The same two swans were introduced yearly to the Public Garden since 2003, but were not discovered to both be female until 2005, shortly after same-sex marriage in Massachusetts was legally recognized. The swans were obtained from a breeder who had informed the city's Parks and Recreation Department that both were female and would thus be a good fit for the Public Garden due to concerns of aggressive behavior in males. Park rangers had assumed that the breeder mistakenly provided a male swan when the pair began exhibiting parenting behavior. The birds were confirmed to both be female after they underwent testing due to infertile eggs being produced for two years prior; there was initial hesitancy to reveal the results due to public perception. Dr. Frank Beall, general curator of Zoo New England, stated that the pair demonstrates behavior observed in heterosexual swans that have mated for life, such as building nests, incubating their eggs and protecting their territory together.

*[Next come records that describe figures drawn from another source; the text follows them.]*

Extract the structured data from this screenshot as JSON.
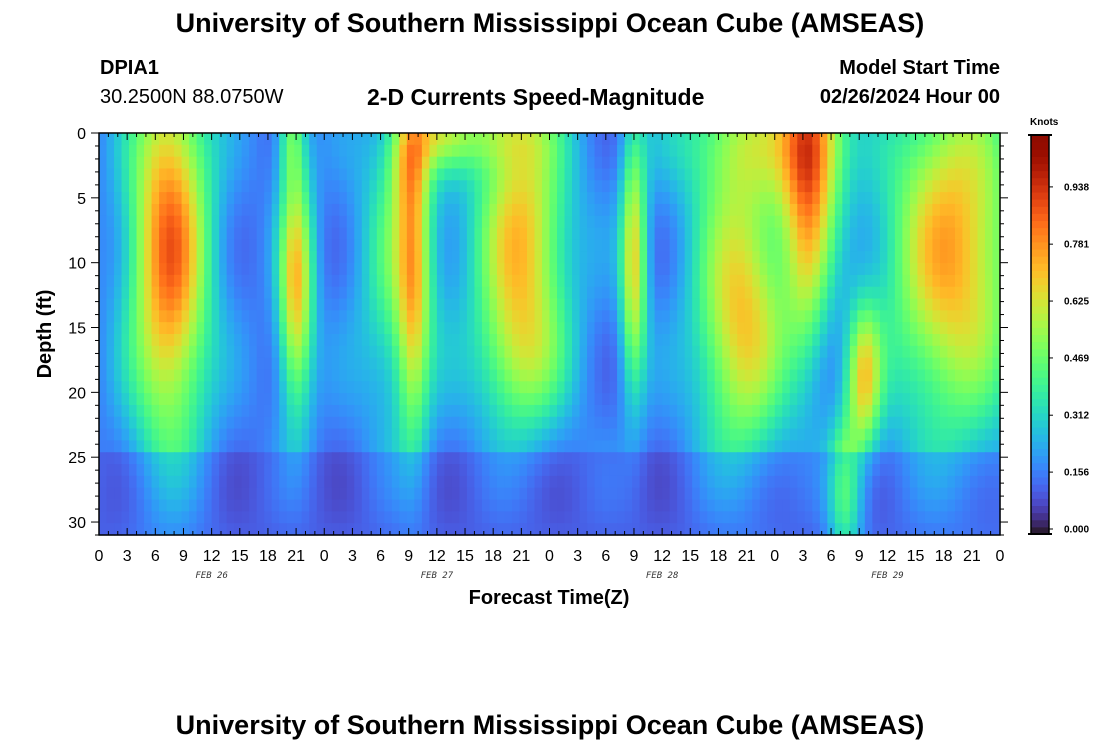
{
  "header": {
    "title": "University of Southern Mississippi Ocean Cube (AMSEAS)",
    "station_id": "DPIA1",
    "coordinates": "30.2500N  88.0750W",
    "chart_title": "2-D Currents Speed-Magnitude",
    "model_start_label": "Model Start Time",
    "model_start_value": "02/26/2024 Hour 00"
  },
  "footer": {
    "title": "University of Southern Mississippi Ocean Cube (AMSEAS)"
  },
  "chart_data": {
    "type": "heatmap",
    "title": "2-D Currents Speed-Magnitude",
    "xlabel": "Forecast Time(Z)",
    "ylabel": "Depth (ft)",
    "x_tick_labels": [
      "0",
      "3",
      "6",
      "9",
      "12",
      "15",
      "18",
      "21",
      "0",
      "3",
      "6",
      "9",
      "12",
      "15",
      "18",
      "21",
      "0",
      "3",
      "6",
      "9",
      "12",
      "15",
      "18",
      "21",
      "0",
      "3",
      "6",
      "9",
      "12",
      "15",
      "18",
      "21",
      "0"
    ],
    "x_range_hours": [
      0,
      96
    ],
    "y_ticks": [
      0,
      5,
      10,
      15,
      20,
      25,
      30
    ],
    "y_range": [
      0,
      31
    ],
    "y_inverted": true,
    "date_labels": [
      {
        "text": "FEB 26",
        "hour": 12
      },
      {
        "text": "FEB 27",
        "hour": 36
      },
      {
        "text": "FEB 28",
        "hour": 60
      },
      {
        "text": "FEB 29",
        "hour": 84
      }
    ],
    "colorbar": {
      "unit": "Knots",
      "ticks": [
        "0.000",
        "0.156",
        "0.312",
        "0.469",
        "0.625",
        "0.781",
        "0.938"
      ],
      "tick_values": [
        0.0,
        0.156,
        0.312,
        0.469,
        0.625,
        0.781,
        0.938
      ],
      "range": [
        0,
        1.094
      ],
      "colormap": "turbo"
    },
    "features": [
      {
        "t": 7.5,
        "d": 9,
        "st": 3.0,
        "sd": 11,
        "v": 0.7
      },
      {
        "t": 21,
        "d": 12,
        "st": 1.3,
        "sd": 7,
        "v": 0.55
      },
      {
        "t": 20.5,
        "d": 0,
        "st": 1.0,
        "sd": 3,
        "v": 0.25
      },
      {
        "t": 32,
        "d": 10,
        "st": 3.0,
        "sd": 9,
        "v": 0.3
      },
      {
        "t": 33,
        "d": 2,
        "st": 1.5,
        "sd": 3,
        "v": 0.25
      },
      {
        "t": 36,
        "d": 0,
        "st": 2.5,
        "sd": 2,
        "v": 0.25
      },
      {
        "t": 42,
        "d": 0,
        "st": 4.0,
        "sd": 2,
        "v": 0.2
      },
      {
        "t": 33.5,
        "d": 12,
        "st": 1.2,
        "sd": 9,
        "v": 0.35
      },
      {
        "t": 45,
        "d": 8,
        "st": 3.5,
        "sd": 8,
        "v": 0.55
      },
      {
        "t": 45,
        "d": 18,
        "st": 3.5,
        "sd": 4,
        "v": 0.2
      },
      {
        "t": 57,
        "d": 10,
        "st": 1.0,
        "sd": 7,
        "v": 0.5
      },
      {
        "t": 68.5,
        "d": 14,
        "st": 3.5,
        "sd": 8,
        "v": 0.55
      },
      {
        "t": 68,
        "d": 0,
        "st": 5.0,
        "sd": 4,
        "v": 0.3
      },
      {
        "t": 76,
        "d": 0,
        "st": 2.5,
        "sd": 5,
        "v": 0.55
      },
      {
        "t": 75.5,
        "d": 9,
        "st": 1.8,
        "sd": 7,
        "v": 0.35
      },
      {
        "t": 81.5,
        "d": 19,
        "st": 1.3,
        "sd": 4,
        "v": 0.45
      },
      {
        "t": 79.5,
        "d": 28,
        "st": 1.3,
        "sd": 4,
        "v": 0.4
      },
      {
        "t": 91,
        "d": 9,
        "st": 5.0,
        "sd": 10,
        "v": 0.6
      }
    ]
  }
}
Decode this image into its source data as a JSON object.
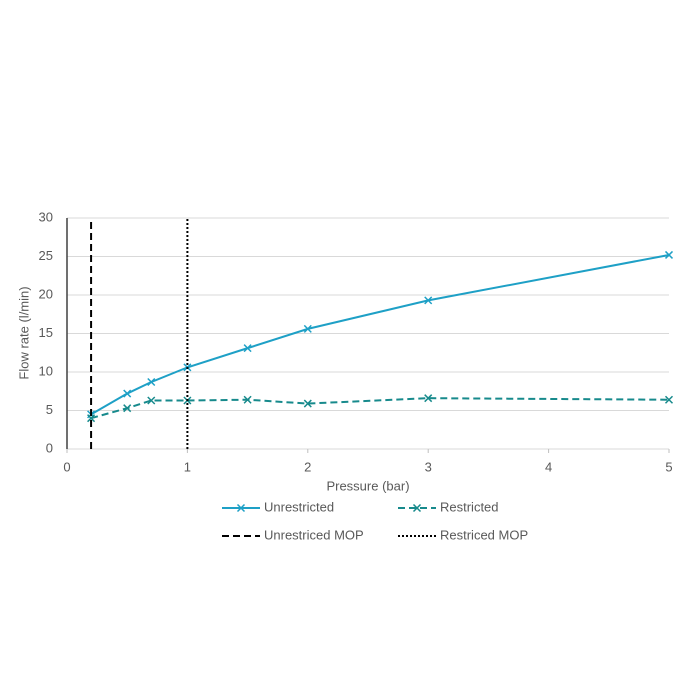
{
  "chart_data": {
    "type": "line",
    "x_label": "Pressure (bar)",
    "y_label": "Flow rate (l/min)",
    "xlim": [
      0,
      5
    ],
    "xticks": [
      0,
      1,
      2,
      3,
      4,
      5
    ],
    "ylim": [
      0,
      30
    ],
    "yticks": [
      0,
      5,
      10,
      15,
      20,
      25,
      30
    ],
    "grid": true,
    "series": [
      {
        "name": "Unrestricted",
        "color": "#1ea0c6",
        "style": "solid",
        "marker": true,
        "x": [
          0.2,
          0.5,
          0.7,
          1.0,
          1.5,
          2,
          3,
          5
        ],
        "values": [
          4.5,
          7.2,
          8.7,
          10.6,
          13.1,
          15.6,
          19.3,
          25.2
        ]
      },
      {
        "name": "Restricted",
        "color": "#178a8c",
        "style": "dashed",
        "marker": true,
        "x": [
          0.2,
          0.5,
          0.7,
          1.0,
          1.5,
          2,
          3,
          5
        ],
        "values": [
          4.0,
          5.3,
          6.3,
          6.3,
          6.4,
          5.9,
          6.6,
          6.4
        ]
      },
      {
        "name": "Unrestriced MOP",
        "color": "#000000",
        "style": "dashed",
        "marker": false,
        "x": [
          0.2,
          0.2
        ],
        "values": [
          0,
          30
        ]
      },
      {
        "name": "Restriced MOP",
        "color": "#000000",
        "style": "dotted",
        "marker": false,
        "x": [
          1,
          1
        ],
        "values": [
          0,
          30
        ]
      }
    ]
  }
}
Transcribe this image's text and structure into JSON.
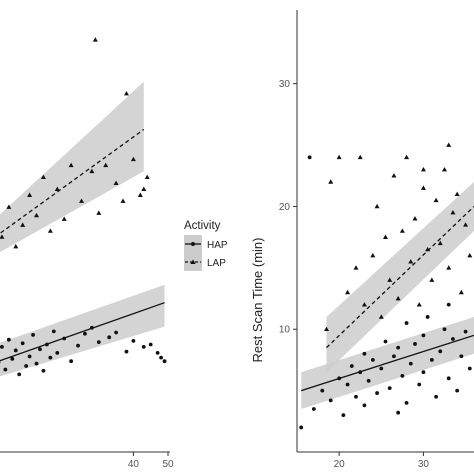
{
  "chart_data": [
    {
      "type": "scatter",
      "xlim": [
        0,
        50
      ],
      "ylim": [
        0,
        37
      ],
      "x_ticks": [
        "40",
        "50"
      ],
      "x_tick_values": [
        40,
        50
      ],
      "grid": false,
      "series": [
        {
          "name": "HAP",
          "marker": "circle",
          "line": "solid",
          "points": [
            [
              0,
              8.2
            ],
            [
              1,
              7.5
            ],
            [
              2,
              8.8
            ],
            [
              3,
              6.9
            ],
            [
              4,
              9.4
            ],
            [
              5,
              7.8
            ],
            [
              6,
              8.5
            ],
            [
              7,
              6.5
            ],
            [
              8,
              9.1
            ],
            [
              9,
              7.2
            ],
            [
              10,
              8.0
            ],
            [
              11,
              9.8
            ],
            [
              12,
              7.4
            ],
            [
              13,
              8.6
            ],
            [
              14,
              6.8
            ],
            [
              15,
              9.0
            ],
            [
              16,
              7.9
            ],
            [
              17,
              10.1
            ],
            [
              18,
              8.3
            ],
            [
              20,
              9.5
            ],
            [
              22,
              7.6
            ],
            [
              24,
              8.9
            ],
            [
              26,
              9.9
            ],
            [
              28,
              10.4
            ],
            [
              30,
              9.2
            ],
            [
              33,
              9.6
            ],
            [
              35,
              10.0
            ],
            [
              38,
              8.4
            ],
            [
              40,
              9.3
            ],
            [
              43,
              8.8
            ],
            [
              45,
              9.0
            ],
            [
              47,
              8.3
            ],
            [
              48,
              7.9
            ],
            [
              49,
              7.6
            ]
          ],
          "fit": [
            [
              0,
              7.5
            ],
            [
              49,
              12.5
            ]
          ],
          "ci_upper": [
            [
              0,
              9.0
            ],
            [
              49,
              14.0
            ]
          ],
          "ci_lower": [
            [
              0,
              6.2
            ],
            [
              49,
              10.5
            ]
          ]
        },
        {
          "name": "LAP",
          "marker": "triangle",
          "line": "dashed",
          "points": [
            [
              2,
              18.0
            ],
            [
              4,
              20.5
            ],
            [
              6,
              17.2
            ],
            [
              8,
              19.0
            ],
            [
              10,
              21.5
            ],
            [
              12,
              19.8
            ],
            [
              14,
              23.0
            ],
            [
              16,
              18.5
            ],
            [
              18,
              22.0
            ],
            [
              20,
              19.5
            ],
            [
              22,
              24.0
            ],
            [
              25,
              21.0
            ],
            [
              28,
              23.5
            ],
            [
              30,
              20.0
            ],
            [
              32,
              24.0
            ],
            [
              35,
              22.5
            ],
            [
              37,
              21.0
            ],
            [
              38,
              30.0
            ],
            [
              40,
              24.5
            ],
            [
              42,
              21.5
            ],
            [
              43,
              22.0
            ],
            [
              44,
              23.0
            ],
            [
              29,
              34.5
            ]
          ],
          "fit": [
            [
              0,
              18.0
            ],
            [
              43,
              27.0
            ]
          ],
          "ci_upper": [
            [
              0,
              19.5
            ],
            [
              43,
              31.0
            ]
          ],
          "ci_lower": [
            [
              0,
              16.5
            ],
            [
              43,
              23.5
            ]
          ]
        }
      ]
    },
    {
      "type": "scatter",
      "ylabel": "Rest Scan Time (min)",
      "xlim": [
        15,
        36
      ],
      "ylim": [
        0,
        36
      ],
      "x_ticks": [
        "20",
        "30"
      ],
      "x_tick_values": [
        20,
        30
      ],
      "y_ticks": [
        "10",
        "20",
        "30"
      ],
      "y_tick_values": [
        10,
        20,
        30
      ],
      "grid": false,
      "series": [
        {
          "name": "HAP",
          "marker": "circle",
          "line": "solid",
          "points": [
            [
              15.5,
              2.0
            ],
            [
              17,
              3.5
            ],
            [
              18,
              5.0
            ],
            [
              19,
              4.2
            ],
            [
              20,
              6.0
            ],
            [
              20.5,
              3.0
            ],
            [
              21,
              5.5
            ],
            [
              21.5,
              7.0
            ],
            [
              22,
              4.5
            ],
            [
              22.5,
              6.5
            ],
            [
              23,
              8.0
            ],
            [
              23,
              3.8
            ],
            [
              23.5,
              5.8
            ],
            [
              24,
              7.5
            ],
            [
              24.5,
              4.8
            ],
            [
              25,
              6.8
            ],
            [
              25.5,
              9.0
            ],
            [
              26,
              5.2
            ],
            [
              26.5,
              7.8
            ],
            [
              27,
              8.5
            ],
            [
              27,
              3.2
            ],
            [
              27.5,
              6.2
            ],
            [
              28,
              10.5
            ],
            [
              28,
              4.0
            ],
            [
              28.5,
              7.2
            ],
            [
              29,
              8.8
            ],
            [
              29.5,
              5.5
            ],
            [
              30,
              9.5
            ],
            [
              30,
              6.5
            ],
            [
              30.5,
              11.0
            ],
            [
              31,
              7.5
            ],
            [
              31.5,
              4.5
            ],
            [
              32,
              8.2
            ],
            [
              32.5,
              10.0
            ],
            [
              33,
              6.0
            ],
            [
              33,
              12.0
            ],
            [
              33.5,
              9.2
            ],
            [
              34,
              5.0
            ],
            [
              34.5,
              7.8
            ],
            [
              35,
              9.8
            ],
            [
              35.5,
              6.8
            ],
            [
              16.5,
              24.0
            ]
          ],
          "fit": [
            [
              15.5,
              5.0
            ],
            [
              36,
              9.5
            ]
          ],
          "ci_upper": [
            [
              15.5,
              6.5
            ],
            [
              36,
              11.0
            ]
          ],
          "ci_lower": [
            [
              15.5,
              3.5
            ],
            [
              36,
              8.0
            ]
          ]
        },
        {
          "name": "LAP",
          "marker": "triangle",
          "line": "dashed",
          "points": [
            [
              18.5,
              10.0
            ],
            [
              19,
              22.0
            ],
            [
              20,
              24.0
            ],
            [
              21,
              13.0
            ],
            [
              22,
              15.0
            ],
            [
              22.5,
              24.0
            ],
            [
              23,
              12.0
            ],
            [
              24,
              16.0
            ],
            [
              24.5,
              20.0
            ],
            [
              25,
              11.0
            ],
            [
              25.5,
              17.5
            ],
            [
              26,
              14.0
            ],
            [
              26.5,
              22.5
            ],
            [
              27,
              12.5
            ],
            [
              27.5,
              18.0
            ],
            [
              28,
              24.0
            ],
            [
              28.5,
              15.5
            ],
            [
              29,
              19.0
            ],
            [
              29.5,
              12.0
            ],
            [
              30,
              21.5
            ],
            [
              30.5,
              16.5
            ],
            [
              31,
              14.0
            ],
            [
              31.5,
              20.5
            ],
            [
              32,
              17.0
            ],
            [
              32.5,
              23.0
            ],
            [
              33,
              15.0
            ],
            [
              33.5,
              19.5
            ],
            [
              34,
              21.0
            ],
            [
              34.5,
              13.0
            ],
            [
              35,
              18.5
            ],
            [
              35.5,
              16.0
            ],
            [
              33,
              25.0
            ],
            [
              30,
              23.0
            ]
          ],
          "fit": [
            [
              18.5,
              8.5
            ],
            [
              36,
              20.0
            ]
          ],
          "ci_upper": [
            [
              18.5,
              11.0
            ],
            [
              36,
              22.0
            ]
          ],
          "ci_lower": [
            [
              18.5,
              6.5
            ],
            [
              36,
              18.0
            ]
          ]
        }
      ]
    }
  ],
  "legend": {
    "title": "Activity",
    "items": [
      {
        "label": "HAP",
        "line": "solid",
        "marker": "circle"
      },
      {
        "label": "LAP",
        "line": "dashed",
        "marker": "triangle"
      }
    ]
  },
  "colors": {
    "points": "#111111",
    "fit_line": "#111111",
    "ci_band": "#cccccc",
    "axis": "#333333",
    "tick_text": "#555555"
  }
}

The swans resided at the Franklin Park Zoo during the winter months and were reintroduced to the Public Garden during the annual Return of the Swans celebration, as of 2019. The event is held during the spring and includes entertainment programming for families, which includes a reading of the 1941 children's book Make Way for Ducklings, and has historically been attended by the city's mayor. The swans are escorted to the garden's pond by a parade and brass band and then released into the water during the ceremony. The swans have not been reintroduced to the pond in more recent years.

Boston Legacy FC, the city's professional women's soccer team, unveiled their crest redesign in June 2025; it included a swan which serves as a nod to the pair.